North Coast Solar Stocks

July 9, 2009

Solar panel cap looms

Filed under: EIX, PCG — Tags: , , , , — Jason @ 12:45 pm

7/9/2009 12:45:11 PM

ESCONDIDO, CALIF.: The climate for switching to solar energy in California is sunny, with federal and state tax breaks covering half the installation cost and owners of rooftop panels earning credits against electric bills for the power they generate.

But those credits are forecast to run out in the next couple years.

And a San Francisco Bay Area lawmaker is sponsoring legislation to keep the credits going.

The legislation by Assemblywoman Nancy Skinner, D-Berkeley, took an important step forward Tuesday as her Assembly Bill 560 passed out of the Senate Energy, Utility and Communications Committee, 9-1. The bill next goes to the Senate Appropriations Committee, as early as next week. It passed the Assembly earlier.

The situation is this: When California established a policy allowing homeowners and business owners to receive credits for the power they produce on their roofs, the state set an upper limit for that incentive. Once rooftop power represents 2.5 percent of the electricity supply in particular utility service area, no more credits can be claimed for new installations.

Skinner has been trying to raise that cap to four times the amount, or to 10 percent. The proposal ran into some opposition in Tuesday’s committee hearing on the bill, and the panel changed the number to 5 percent.

That still is enough to keep credits going — and solar panels being installed — for the foreseeable future, she said.

A local homeowner who installed solar panels on his roof a couple years ago has been watching the bill. He says it has huge implications for the future of California’s electrical supply.

“Solar energy, in my opinion, is just going to absolutely explode,” said Peder Norby of Carlsbad, in a telephone interview Tuesday.

But while Norby figures sun power is destined to become bigger, it is unclear how much green energy will come from giant, remote desert solar farms as opposed to roofs of local homes, businesses and public office buildings.

If credits run out for rooftop panels, he said, that will stunt the growth of home-grown power.

“Once you reach the cap, the small guy’s out of the picture,” Norby said.

Similarly, if credits are discontinued, Riverside County’s Elsinore Valley Municipal Water District might reconsider a plan to add solar panels, said district spokesman Greg Morrison.

The existing panels on three buildings and the credits associated with those are helping the agency save 15 percent on annual electricity costs, Morrison said. And the district would like to put up more.

“It seems counterintuitive to not raise it (the cap).” he said. “If you want to reduce energy demand, and certainly peak energy demand, you would want to continue to encourage alternative energy sources like solar.”

The issue has come up because Pacific Gas & Electric Co. (PCG), the giant utility that serves much of northern and central California, is expected to reach the cap in its service territory sometime next year.
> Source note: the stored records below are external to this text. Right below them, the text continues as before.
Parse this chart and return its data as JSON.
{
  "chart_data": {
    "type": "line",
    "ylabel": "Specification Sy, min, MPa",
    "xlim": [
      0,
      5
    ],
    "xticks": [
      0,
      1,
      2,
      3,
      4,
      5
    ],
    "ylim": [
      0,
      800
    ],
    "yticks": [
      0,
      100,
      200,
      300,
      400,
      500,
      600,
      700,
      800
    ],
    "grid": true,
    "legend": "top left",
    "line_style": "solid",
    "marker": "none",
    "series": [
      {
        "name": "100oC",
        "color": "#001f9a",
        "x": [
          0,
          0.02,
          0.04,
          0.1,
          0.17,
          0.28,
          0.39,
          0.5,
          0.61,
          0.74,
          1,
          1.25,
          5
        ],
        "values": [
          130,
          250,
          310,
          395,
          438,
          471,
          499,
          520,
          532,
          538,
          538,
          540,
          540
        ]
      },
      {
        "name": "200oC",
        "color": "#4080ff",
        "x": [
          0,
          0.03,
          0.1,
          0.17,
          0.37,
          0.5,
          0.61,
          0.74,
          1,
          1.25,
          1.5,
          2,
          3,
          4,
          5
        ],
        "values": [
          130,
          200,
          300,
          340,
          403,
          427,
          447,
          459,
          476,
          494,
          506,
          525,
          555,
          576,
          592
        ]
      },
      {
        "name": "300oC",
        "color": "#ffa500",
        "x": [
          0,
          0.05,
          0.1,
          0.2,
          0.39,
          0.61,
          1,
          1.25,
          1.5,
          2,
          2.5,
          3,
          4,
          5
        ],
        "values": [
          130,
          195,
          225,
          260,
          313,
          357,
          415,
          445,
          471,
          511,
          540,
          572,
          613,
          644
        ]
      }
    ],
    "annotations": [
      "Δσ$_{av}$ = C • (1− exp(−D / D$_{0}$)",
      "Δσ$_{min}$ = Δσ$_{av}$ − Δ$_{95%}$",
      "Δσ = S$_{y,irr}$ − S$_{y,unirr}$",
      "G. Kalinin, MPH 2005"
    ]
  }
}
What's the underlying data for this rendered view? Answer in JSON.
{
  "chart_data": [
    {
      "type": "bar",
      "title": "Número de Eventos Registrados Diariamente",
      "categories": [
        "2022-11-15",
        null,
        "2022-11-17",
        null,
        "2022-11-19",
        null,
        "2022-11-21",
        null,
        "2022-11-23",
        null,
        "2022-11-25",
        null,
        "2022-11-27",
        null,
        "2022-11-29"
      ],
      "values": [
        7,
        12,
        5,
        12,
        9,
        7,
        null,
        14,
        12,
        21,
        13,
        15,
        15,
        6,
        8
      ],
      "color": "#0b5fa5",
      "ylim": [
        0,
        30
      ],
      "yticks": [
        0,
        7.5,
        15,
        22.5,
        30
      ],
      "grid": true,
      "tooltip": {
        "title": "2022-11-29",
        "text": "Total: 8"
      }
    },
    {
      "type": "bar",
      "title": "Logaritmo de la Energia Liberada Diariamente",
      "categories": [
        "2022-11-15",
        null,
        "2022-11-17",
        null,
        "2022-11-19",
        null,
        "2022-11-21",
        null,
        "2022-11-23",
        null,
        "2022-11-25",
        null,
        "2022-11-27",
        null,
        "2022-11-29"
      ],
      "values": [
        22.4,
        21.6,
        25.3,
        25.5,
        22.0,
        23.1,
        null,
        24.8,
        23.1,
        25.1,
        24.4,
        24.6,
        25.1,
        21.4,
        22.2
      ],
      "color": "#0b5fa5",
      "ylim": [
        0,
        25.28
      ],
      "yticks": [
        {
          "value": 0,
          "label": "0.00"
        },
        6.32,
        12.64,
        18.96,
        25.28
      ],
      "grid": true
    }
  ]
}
San Diego Gas & Electric Co., which serves 3.4 million people in San Diego County and southern Orange County, is a little farther behind, with rooftop solar accounting for 50 megawatts, or a little more than 1 percent of its power supply. In Southern California Edison’s (EIX) territory, which includes Riverside County, rooftop solar panels account for 0.5 percent of the total generating capacity.

A megawatt is the industry yardstick for measuring large amounts of electricity and is generally what is required to keep the lights on in 650 homes.

SDG&E opposes the bill.

“Obviously, we support allowing our solar customers to be able to fully offset their electric consumption,” said Jennifer Briscoe, a spokeswoman for SDG&E. “But we want to make sure that there is not an unfair level of cost sharing.”

The San Diego utility and other power providers argue that, because homeowners get a full retail-price credit for the energy they generate, they are relieved of the responsibility to pay costs associated with financing transmission lines and power plants.

And advocates for the poor contend that unfairly saddles other customers not wealthy enough to install panels with the burden of paying for plants and wires.

“That cost is just shifted to the other customers in the system.” said Sen. Roderick Wright, D-Inglewood, during Tuesday’s hearing.

And, he added, “There ain’t no rooftop solar panels in Watts.”

To a degree, critics have a point when it comes to residential customers, Skinner said. They tend to ramp up their electrical use after they return home from work, when the temperature outside is cooling down. But that’s not the case with the other customers that possess a large majority of panels, she said.

“We have lots of businesses now and public sector entities, whether they be schools, community colleges or city halls, that are making long-term investments in solar,” Skinner said by telephone, following the hearing.

And they use power during the heat of the day, during the very hours when peak demand occurs, she said. That means the power their panels generate is canceling out the need to build new power plants and transmission lines to handle growing peaks.

Forty-four states let customers claim credits for power they produce, and 18 have no limit on how many may take advantage of that arrangement. A limit is likely to survive for some time in California, Skinner said, but it is time to raise it.

“Why would you generate your own electricity if you couldn’t get any credit for that?” she asked.